If you or your loved one has ever had conjunctivitis, you’ve probably been warned by your eye doctor to be careful about spreading it to someone else. But just why is conjunctivitis so contagious? How can something that only affects your eyes be transmitted to someone else? The answer lies in how humans tend to behave as well as how the infection itself behaves.
Conjunctivitis Can be Bacterial or Viral
The important thing to know about conjunctivitis is that it can be caused by either a bacterial infection or a viral infection. Bacteria and viruses tend to behave in different ways and can be transmitted in different ways. Bacterium tends to be transmitted by direct contact. Imagine if you have bacteria on a tissue and then someone else picks up that tissue and the bacteria gets on their hands. Viruses may be transmitted through the air. The common cold is a virus that can be spread through sneezing or coughing. The virus particles travel through the air and then land on someone else. Because conjunctivitis can be either bacterial or viral, it is more contagious than some other infections.
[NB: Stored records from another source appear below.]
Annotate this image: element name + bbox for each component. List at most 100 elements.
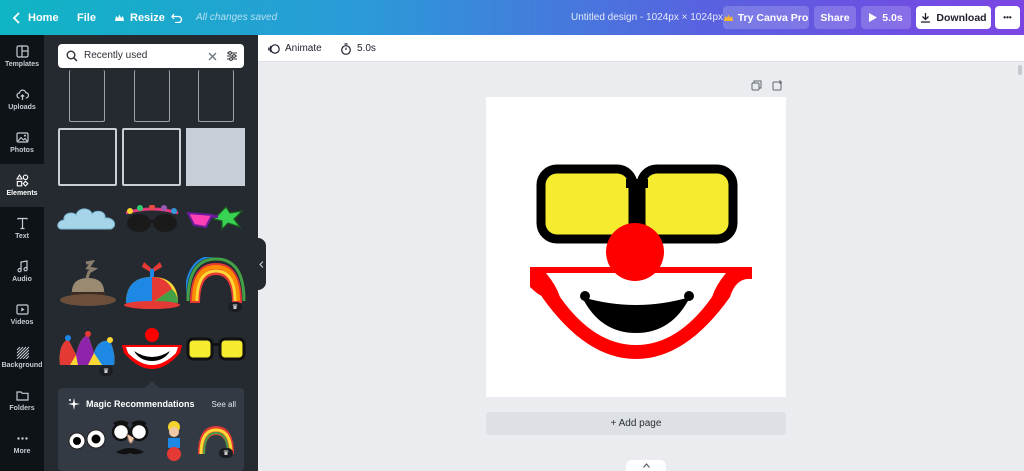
animate-button[interactable]: Animate: [268, 35, 322, 62]
rail-label: Templates: [4, 61, 40, 68]
search-input[interactable]: Recently used: [84, 50, 147, 61]
chevron-left-icon: [259, 260, 264, 268]
hatch-icon: [16, 346, 29, 359]
timer-icon: [341, 42, 351, 55]
templates-icon: [15, 45, 29, 58]
square-frame-element[interactable]: [122, 128, 181, 186]
music-note-icon: [16, 260, 28, 273]
jester-hat-element[interactable]: [56, 331, 118, 371]
video-icon: [15, 304, 29, 315]
magic-pointer: [145, 381, 159, 388]
rail-item-background[interactable]: Background: [0, 336, 44, 379]
left-rail: Templates Uploads Photos Elements Text A…: [0, 35, 44, 471]
rail-item-audio[interactable]: Audio: [0, 250, 44, 293]
design-page[interactable]: [486, 97, 786, 397]
shapes-icon: [15, 174, 29, 187]
share-button[interactable]: Share: [814, 6, 856, 29]
animate-icon: [268, 43, 280, 54]
party-glasses-element[interactable]: [122, 205, 182, 235]
star-glasses-element[interactable]: [186, 203, 246, 233]
disguise-glasses-element[interactable]: [110, 420, 150, 462]
rail-label: Videos: [10, 319, 34, 326]
duplicate-page-icon[interactable]: [751, 80, 762, 91]
folder-icon: [15, 391, 29, 401]
filter-sliders-icon[interactable]: [226, 50, 238, 62]
page-actions: [751, 80, 783, 91]
resize-button[interactable]: Resize: [115, 0, 165, 35]
chevron-up-icon: [642, 463, 650, 468]
try-canva-pro-button[interactable]: Try Canva Pro: [723, 6, 809, 29]
design-title[interactable]: Untitled design - 1024px × 1024px: [571, 0, 723, 35]
rail-label: Audio: [12, 276, 32, 283]
file-menu[interactable]: File: [77, 0, 96, 35]
play-duration: 5.0s: [882, 11, 903, 24]
chevron-left-icon: [12, 11, 20, 24]
rail-label: Text: [15, 233, 29, 240]
clown-figure-element[interactable]: [162, 418, 186, 464]
try-pro-label: Try Canva Pro: [737, 11, 809, 24]
share-label: Share: [820, 11, 850, 24]
rail-item-photos[interactable]: Photos: [0, 121, 44, 164]
crown-icon: [723, 14, 733, 21]
rail-item-text[interactable]: Text: [0, 207, 44, 250]
text-icon: [16, 217, 28, 230]
pro-crown-badge: ♛: [219, 448, 233, 458]
clown-nose: [606, 223, 664, 281]
home-button[interactable]: Home: [12, 0, 59, 35]
frame-element[interactable]: [69, 70, 105, 122]
rail-label: Uploads: [8, 104, 36, 111]
rail-item-more[interactable]: More: [0, 422, 44, 465]
rail-label: Background: [1, 362, 43, 369]
glasses-right-lens: [636, 164, 738, 244]
clown-face-element[interactable]: [120, 327, 184, 371]
vertical-scrollbar[interactable]: [1018, 65, 1022, 75]
download-label: Download: [936, 11, 987, 24]
yellow-glasses-element[interactable]: [186, 335, 246, 363]
more-options-button[interactable]: •••: [995, 6, 1020, 29]
undo-icon: [171, 13, 183, 23]
add-page-button[interactable]: + Add page: [486, 412, 786, 435]
duration-button[interactable]: 5.0s: [340, 35, 376, 62]
square-frame-element[interactable]: [58, 128, 117, 186]
rail-item-elements[interactable]: Elements: [0, 164, 44, 207]
rail-item-templates[interactable]: Templates: [0, 35, 44, 78]
clown-face-graphic[interactable]: [486, 97, 786, 397]
square-shape-element[interactable]: [186, 128, 245, 186]
elements-panel: Recently used ♛ ♛ Magic Recommendations …: [44, 35, 258, 471]
download-button[interactable]: Download: [916, 6, 991, 29]
rail-item-videos[interactable]: Videos: [0, 293, 44, 336]
clear-search-icon[interactable]: [208, 52, 217, 61]
frame-element[interactable]: [198, 70, 234, 122]
sparkle-icon: [68, 398, 80, 410]
rail-label: Elements: [6, 190, 38, 197]
fedora-hat-element[interactable]: [56, 260, 120, 316]
saved-status: All changes saved: [196, 12, 278, 23]
more-dots-label: •••: [1003, 13, 1012, 22]
dots-icon: [16, 437, 28, 440]
home-label: Home: [28, 11, 59, 24]
pro-crown-badge: ♛: [99, 366, 113, 376]
rail-label: Photos: [10, 147, 34, 154]
play-icon: [869, 13, 878, 22]
show-pages-handle[interactable]: [626, 460, 666, 471]
see-all-link[interactable]: See all: [212, 400, 236, 409]
frame-element[interactable]: [134, 70, 170, 122]
crown-icon: [115, 14, 124, 21]
cloud-element[interactable]: [56, 201, 120, 237]
cloud-upload-icon: [15, 89, 29, 100]
propeller-cap-element[interactable]: [120, 259, 184, 315]
top-bar: Home File Resize All changes saved Untit…: [0, 0, 1024, 35]
file-label: File: [77, 11, 96, 24]
rail-item-uploads[interactable]: Uploads: [0, 78, 44, 121]
play-button[interactable]: 5.0s: [861, 6, 911, 29]
add-page-icon[interactable]: [772, 80, 783, 91]
editor-toolbar: Animate 5.0s: [258, 35, 1024, 62]
collapse-panel-button[interactable]: [257, 238, 266, 290]
googly-eyes-element[interactable]: [66, 426, 108, 454]
resize-label: Resize: [130, 11, 165, 24]
rail-item-folders[interactable]: Folders: [0, 379, 44, 422]
search-box[interactable]: Recently used: [58, 44, 244, 68]
duration-label: 5.0s: [357, 43, 376, 54]
undo-button[interactable]: [171, 0, 183, 35]
photo-icon: [15, 132, 29, 143]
The Incubation Period For Conjunctivitis is Long
Another reason that conjunctivitis is so contagious is that the incubation period is long. A person can be infected without exhibiting symptoms for between 24 and 72 hours. Since bacteria can survive on surfaces for around eight hours, you could accidentally be contaminating surfaces around your home, office or classroom without realizing that you’re spreading conjunctivitis.
People Touch Their Eyes and Faces All the Time
The main reason why conjunctivitis spreads so easily has to do with how people behave. While reading this article you probably touched your face at least once. People unconsciously touch their eyes and faces all the time. If fingers have come into contact with conjunctivitis, that gets transmitted into the eyes.
If you do develop conjunctivitis, do your best to stay home and wash hands often. This will help to contain the spread.